# Magia General > Historia de la Magia >  Manuel Rodriguez Saa

## Iván Manso

Buscando historia de la magia por internet he encontrado lo siguiente. Habla sobre el gran Manuel Rodriguez Saa, Conde Waldemar. Por si os interesa os lo pongo aquí. 

Sólo hay una "pega" (?) está en gallego, yo no lo entiendo, pero el texto más o menos se entiende lo que dice con un poco de esfuerzo. Para los gallegos no va este comentario jeje. 
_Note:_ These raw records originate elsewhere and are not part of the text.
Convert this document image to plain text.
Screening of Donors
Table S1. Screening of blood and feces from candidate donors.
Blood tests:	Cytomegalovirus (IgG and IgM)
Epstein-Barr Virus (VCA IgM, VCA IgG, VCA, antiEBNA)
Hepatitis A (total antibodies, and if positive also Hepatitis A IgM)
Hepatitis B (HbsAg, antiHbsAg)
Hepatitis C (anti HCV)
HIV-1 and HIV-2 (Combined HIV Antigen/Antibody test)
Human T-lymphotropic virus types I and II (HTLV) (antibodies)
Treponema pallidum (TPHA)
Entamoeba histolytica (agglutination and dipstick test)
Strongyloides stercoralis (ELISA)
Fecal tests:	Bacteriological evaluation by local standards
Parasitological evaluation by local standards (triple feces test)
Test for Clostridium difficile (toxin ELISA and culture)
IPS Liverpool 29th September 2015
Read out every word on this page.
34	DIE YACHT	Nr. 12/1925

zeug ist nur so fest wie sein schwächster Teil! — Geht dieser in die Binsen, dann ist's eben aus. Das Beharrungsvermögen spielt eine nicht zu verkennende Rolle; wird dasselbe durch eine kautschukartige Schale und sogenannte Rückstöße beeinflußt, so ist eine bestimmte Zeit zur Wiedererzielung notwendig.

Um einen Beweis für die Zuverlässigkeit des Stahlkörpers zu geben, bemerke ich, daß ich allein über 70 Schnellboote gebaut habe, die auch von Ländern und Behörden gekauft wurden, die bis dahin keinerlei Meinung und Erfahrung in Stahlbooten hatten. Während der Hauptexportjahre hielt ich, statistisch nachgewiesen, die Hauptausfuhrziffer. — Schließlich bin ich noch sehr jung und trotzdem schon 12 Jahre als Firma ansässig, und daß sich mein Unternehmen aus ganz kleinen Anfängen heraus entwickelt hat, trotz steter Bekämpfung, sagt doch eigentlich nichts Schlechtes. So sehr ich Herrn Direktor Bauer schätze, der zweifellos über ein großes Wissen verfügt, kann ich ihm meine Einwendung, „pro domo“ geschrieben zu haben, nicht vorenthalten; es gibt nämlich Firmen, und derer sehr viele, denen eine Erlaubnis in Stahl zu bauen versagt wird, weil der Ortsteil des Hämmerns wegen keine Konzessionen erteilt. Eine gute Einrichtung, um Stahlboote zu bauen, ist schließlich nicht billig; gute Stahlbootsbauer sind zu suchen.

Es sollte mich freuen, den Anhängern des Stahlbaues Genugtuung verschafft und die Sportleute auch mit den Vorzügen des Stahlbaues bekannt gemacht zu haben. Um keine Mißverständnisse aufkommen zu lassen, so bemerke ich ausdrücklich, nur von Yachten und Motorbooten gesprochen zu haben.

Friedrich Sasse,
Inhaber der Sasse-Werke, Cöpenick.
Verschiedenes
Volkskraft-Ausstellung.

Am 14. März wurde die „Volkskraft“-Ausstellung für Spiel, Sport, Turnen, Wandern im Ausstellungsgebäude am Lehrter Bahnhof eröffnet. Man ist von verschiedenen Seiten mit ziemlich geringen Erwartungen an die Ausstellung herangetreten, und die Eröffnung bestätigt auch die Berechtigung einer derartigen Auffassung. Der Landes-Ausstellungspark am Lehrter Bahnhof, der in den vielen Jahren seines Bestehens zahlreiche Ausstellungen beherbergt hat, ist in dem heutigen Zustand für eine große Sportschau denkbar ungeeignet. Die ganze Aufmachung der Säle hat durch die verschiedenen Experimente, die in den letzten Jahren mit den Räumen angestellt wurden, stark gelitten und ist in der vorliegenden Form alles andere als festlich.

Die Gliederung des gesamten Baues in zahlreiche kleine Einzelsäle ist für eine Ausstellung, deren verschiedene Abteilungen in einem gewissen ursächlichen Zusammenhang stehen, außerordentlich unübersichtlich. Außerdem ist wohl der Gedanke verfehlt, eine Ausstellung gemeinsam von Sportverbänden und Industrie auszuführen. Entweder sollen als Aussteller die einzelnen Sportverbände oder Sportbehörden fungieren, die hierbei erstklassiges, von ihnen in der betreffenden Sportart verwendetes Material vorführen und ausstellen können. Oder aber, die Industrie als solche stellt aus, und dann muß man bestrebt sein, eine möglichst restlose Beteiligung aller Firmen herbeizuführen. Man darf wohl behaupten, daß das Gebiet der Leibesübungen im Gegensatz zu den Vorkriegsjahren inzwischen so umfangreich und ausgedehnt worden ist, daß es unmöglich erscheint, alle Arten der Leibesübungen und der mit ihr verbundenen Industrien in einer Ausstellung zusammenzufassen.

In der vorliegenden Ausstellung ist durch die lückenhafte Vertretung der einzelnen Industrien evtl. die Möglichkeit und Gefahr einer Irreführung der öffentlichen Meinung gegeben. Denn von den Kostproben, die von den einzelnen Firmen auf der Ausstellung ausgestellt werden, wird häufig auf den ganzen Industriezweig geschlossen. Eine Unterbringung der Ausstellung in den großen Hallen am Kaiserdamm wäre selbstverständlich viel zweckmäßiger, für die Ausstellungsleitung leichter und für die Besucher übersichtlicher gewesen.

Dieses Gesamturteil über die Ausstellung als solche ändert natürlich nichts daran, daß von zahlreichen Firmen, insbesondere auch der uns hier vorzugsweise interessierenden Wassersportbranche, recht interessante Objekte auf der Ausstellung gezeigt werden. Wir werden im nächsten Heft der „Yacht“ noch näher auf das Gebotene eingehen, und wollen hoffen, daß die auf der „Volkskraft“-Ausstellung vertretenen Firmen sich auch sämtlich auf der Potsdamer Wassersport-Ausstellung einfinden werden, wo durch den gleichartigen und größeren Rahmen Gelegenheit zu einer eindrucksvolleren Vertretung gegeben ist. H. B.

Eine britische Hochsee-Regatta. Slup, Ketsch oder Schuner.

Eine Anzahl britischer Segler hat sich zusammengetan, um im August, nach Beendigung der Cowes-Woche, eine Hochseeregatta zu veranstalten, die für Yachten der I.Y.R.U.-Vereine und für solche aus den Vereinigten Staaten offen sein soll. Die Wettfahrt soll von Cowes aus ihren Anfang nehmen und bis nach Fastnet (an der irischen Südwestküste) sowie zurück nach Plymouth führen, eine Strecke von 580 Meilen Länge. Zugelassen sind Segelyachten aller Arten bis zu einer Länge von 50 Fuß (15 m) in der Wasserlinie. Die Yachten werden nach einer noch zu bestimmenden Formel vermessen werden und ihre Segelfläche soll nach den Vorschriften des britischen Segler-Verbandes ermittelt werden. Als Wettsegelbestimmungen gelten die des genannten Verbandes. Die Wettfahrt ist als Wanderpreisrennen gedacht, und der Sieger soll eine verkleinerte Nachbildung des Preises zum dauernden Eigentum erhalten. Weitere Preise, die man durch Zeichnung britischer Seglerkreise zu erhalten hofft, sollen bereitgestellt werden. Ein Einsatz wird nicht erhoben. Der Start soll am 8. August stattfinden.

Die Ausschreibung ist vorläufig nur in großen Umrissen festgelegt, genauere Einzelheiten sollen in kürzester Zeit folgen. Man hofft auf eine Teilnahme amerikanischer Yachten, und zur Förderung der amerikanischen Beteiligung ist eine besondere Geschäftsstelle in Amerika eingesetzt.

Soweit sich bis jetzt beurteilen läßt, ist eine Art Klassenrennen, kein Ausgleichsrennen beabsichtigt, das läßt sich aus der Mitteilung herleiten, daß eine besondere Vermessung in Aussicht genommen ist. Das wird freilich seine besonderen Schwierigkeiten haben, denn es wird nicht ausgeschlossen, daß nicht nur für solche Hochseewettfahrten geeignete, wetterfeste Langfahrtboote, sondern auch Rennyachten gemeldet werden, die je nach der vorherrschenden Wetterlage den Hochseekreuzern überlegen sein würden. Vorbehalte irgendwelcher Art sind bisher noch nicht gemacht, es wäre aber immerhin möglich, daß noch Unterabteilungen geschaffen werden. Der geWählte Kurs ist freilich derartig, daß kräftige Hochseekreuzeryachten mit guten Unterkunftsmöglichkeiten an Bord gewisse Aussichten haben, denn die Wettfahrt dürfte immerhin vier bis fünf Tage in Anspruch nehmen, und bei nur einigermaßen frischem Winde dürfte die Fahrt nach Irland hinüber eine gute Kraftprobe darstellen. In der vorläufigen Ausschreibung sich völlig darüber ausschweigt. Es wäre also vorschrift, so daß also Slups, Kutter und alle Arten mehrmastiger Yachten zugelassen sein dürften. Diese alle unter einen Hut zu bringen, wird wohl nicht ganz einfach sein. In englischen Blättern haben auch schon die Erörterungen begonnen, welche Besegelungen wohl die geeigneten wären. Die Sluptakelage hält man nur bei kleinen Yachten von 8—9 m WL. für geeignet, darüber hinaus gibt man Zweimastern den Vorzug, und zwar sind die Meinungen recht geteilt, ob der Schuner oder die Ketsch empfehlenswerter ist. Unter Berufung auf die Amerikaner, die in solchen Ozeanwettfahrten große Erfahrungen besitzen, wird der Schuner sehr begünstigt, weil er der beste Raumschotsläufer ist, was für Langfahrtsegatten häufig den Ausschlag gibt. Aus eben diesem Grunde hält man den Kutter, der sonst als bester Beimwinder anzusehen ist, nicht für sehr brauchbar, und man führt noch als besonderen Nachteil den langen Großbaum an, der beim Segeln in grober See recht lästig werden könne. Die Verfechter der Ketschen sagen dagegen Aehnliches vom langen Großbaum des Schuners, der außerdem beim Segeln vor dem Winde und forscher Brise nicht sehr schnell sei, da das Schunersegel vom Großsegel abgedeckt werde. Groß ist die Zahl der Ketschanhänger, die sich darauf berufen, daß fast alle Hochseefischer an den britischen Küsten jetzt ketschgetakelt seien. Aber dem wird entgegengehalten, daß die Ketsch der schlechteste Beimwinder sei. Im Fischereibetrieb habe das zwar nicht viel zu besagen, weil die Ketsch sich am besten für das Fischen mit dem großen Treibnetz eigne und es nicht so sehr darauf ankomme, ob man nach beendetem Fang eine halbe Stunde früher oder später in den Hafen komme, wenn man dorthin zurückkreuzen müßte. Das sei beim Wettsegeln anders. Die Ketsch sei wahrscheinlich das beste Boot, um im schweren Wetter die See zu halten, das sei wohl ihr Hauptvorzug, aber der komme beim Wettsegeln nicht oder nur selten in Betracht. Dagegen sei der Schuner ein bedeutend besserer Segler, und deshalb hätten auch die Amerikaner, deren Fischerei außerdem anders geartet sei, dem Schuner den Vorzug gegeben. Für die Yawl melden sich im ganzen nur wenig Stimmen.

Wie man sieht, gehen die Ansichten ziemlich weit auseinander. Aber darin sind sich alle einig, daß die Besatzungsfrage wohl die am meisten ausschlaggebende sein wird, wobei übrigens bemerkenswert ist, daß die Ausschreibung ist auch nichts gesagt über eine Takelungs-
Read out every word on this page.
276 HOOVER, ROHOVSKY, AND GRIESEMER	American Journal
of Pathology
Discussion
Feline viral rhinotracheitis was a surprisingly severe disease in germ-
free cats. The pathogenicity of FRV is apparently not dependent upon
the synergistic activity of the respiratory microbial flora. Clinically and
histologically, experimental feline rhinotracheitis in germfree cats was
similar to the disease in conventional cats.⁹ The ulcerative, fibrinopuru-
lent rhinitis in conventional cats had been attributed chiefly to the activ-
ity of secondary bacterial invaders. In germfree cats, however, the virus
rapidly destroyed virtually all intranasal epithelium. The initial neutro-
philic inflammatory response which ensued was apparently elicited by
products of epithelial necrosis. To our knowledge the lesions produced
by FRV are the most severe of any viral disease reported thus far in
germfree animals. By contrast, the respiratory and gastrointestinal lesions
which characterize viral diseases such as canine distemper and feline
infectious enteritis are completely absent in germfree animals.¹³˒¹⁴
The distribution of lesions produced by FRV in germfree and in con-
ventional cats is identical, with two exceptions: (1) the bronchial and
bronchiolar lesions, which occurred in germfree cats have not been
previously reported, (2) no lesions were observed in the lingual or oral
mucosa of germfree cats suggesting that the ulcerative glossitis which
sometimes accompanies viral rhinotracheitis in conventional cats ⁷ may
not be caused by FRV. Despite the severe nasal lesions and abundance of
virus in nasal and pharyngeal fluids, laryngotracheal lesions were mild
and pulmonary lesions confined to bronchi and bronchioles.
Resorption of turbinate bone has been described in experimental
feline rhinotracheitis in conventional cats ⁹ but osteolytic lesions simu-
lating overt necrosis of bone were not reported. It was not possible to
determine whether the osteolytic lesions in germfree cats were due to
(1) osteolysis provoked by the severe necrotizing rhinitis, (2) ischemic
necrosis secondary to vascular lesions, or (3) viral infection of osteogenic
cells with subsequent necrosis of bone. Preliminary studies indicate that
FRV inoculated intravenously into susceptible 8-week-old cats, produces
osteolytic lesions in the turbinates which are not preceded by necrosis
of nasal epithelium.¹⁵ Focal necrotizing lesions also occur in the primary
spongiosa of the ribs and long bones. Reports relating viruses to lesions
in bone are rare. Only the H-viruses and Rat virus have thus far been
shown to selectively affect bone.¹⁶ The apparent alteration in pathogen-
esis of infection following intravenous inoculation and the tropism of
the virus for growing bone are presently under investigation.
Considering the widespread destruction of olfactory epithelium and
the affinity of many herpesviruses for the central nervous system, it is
http://www.culturagalega.org/noticia...oportal=ningun 


Y bueno, si alguien tiene algo más que contar sobre este mago que no es tan conocido como debiera pues eso, que estamos en un foro de magia   :Wink:   y la historia de la magia es interesante la mires por donde la mires 

Un saludo 

Iván Manso

----------


## Iván Manso

Quería decir aparte de lo que viene en La magia Española del siglo XX

----------


## Rafa505

*La emigración fue un fenómeno que llegó, con distinto incidente, a todos los gremios profesionales de Galicia al largo del siglo XX. También los ilusionistas del país buscaron, con desigual éxito, su fortuna fuera. El más conocido de todos ellos fue Manuel Rodríguez Saa, más conocido como Conde Waldemar, que en el primer tercio de este siglo fue reconocido en las más importantes cortes y teatros internacionales.
*

Aunque cuando marchó de su casa en la aldea de Bagude, en Portomarín, fue para servir en Lugo y no llevaba aún vocación de mago, Manuel Rodríguez Saa acabó siendo uno de los más reputados profesionales del ilusionismo de sus tiempos. No fue hasta que llegó a Madrid, aun muy joven, cuando entró en contacto con los misterios de este mundo. Sin que se sepa muy bien la manera en que lo consiguió, Rodríguez Saa comenzó en París una carrera que lo situaría en la cumbre de su profesión. Esto cuenta el Mago Antón, que lo conoció personalmente y sabe bien la historia de este grande de la magia, "Recorrió Estados Unidos,Venezuela, Cuba, Puerto Rico, Costa Rica y Argentina. En Asia estuvo en China, Japón y la India, y aún pasó por Sudáfrica y Australia".

El éxito
"La fase más intensa de su vida artística se concentró entre los años 1914 y 1930, cuando actuaba en grandes y en pequeños teatros. Por lo que podemos ver en sus carteles, se especializaba en cuatro campos, las artes mágicas, a prestidigitación, el hipnotismo y la transmisión del pensamiento", explica Antón. Sus actuaciones eran más habituales en el extranjero del que en su propio país, aunque no le faltaron ocasiones memorables, como aquella en que llegó a actuar delante de la propia madre de Alfonso XIII. Sería justo este el rey que, segun afirmaba el propio ilusionista, le había dado el título de Conde Waldemar. "El conde es un personaje perfecto para una novela, ya que su vida está llena de claroscuros y tiene un montón de elementos que hacen del personaje un mito", asegura Antón. Entre estos elementos hay historias como su matrimonio con una noble viuda filipina, que acabó tristemente al fallecer la dueña y al expulsar a los hijos del gallego de la casa.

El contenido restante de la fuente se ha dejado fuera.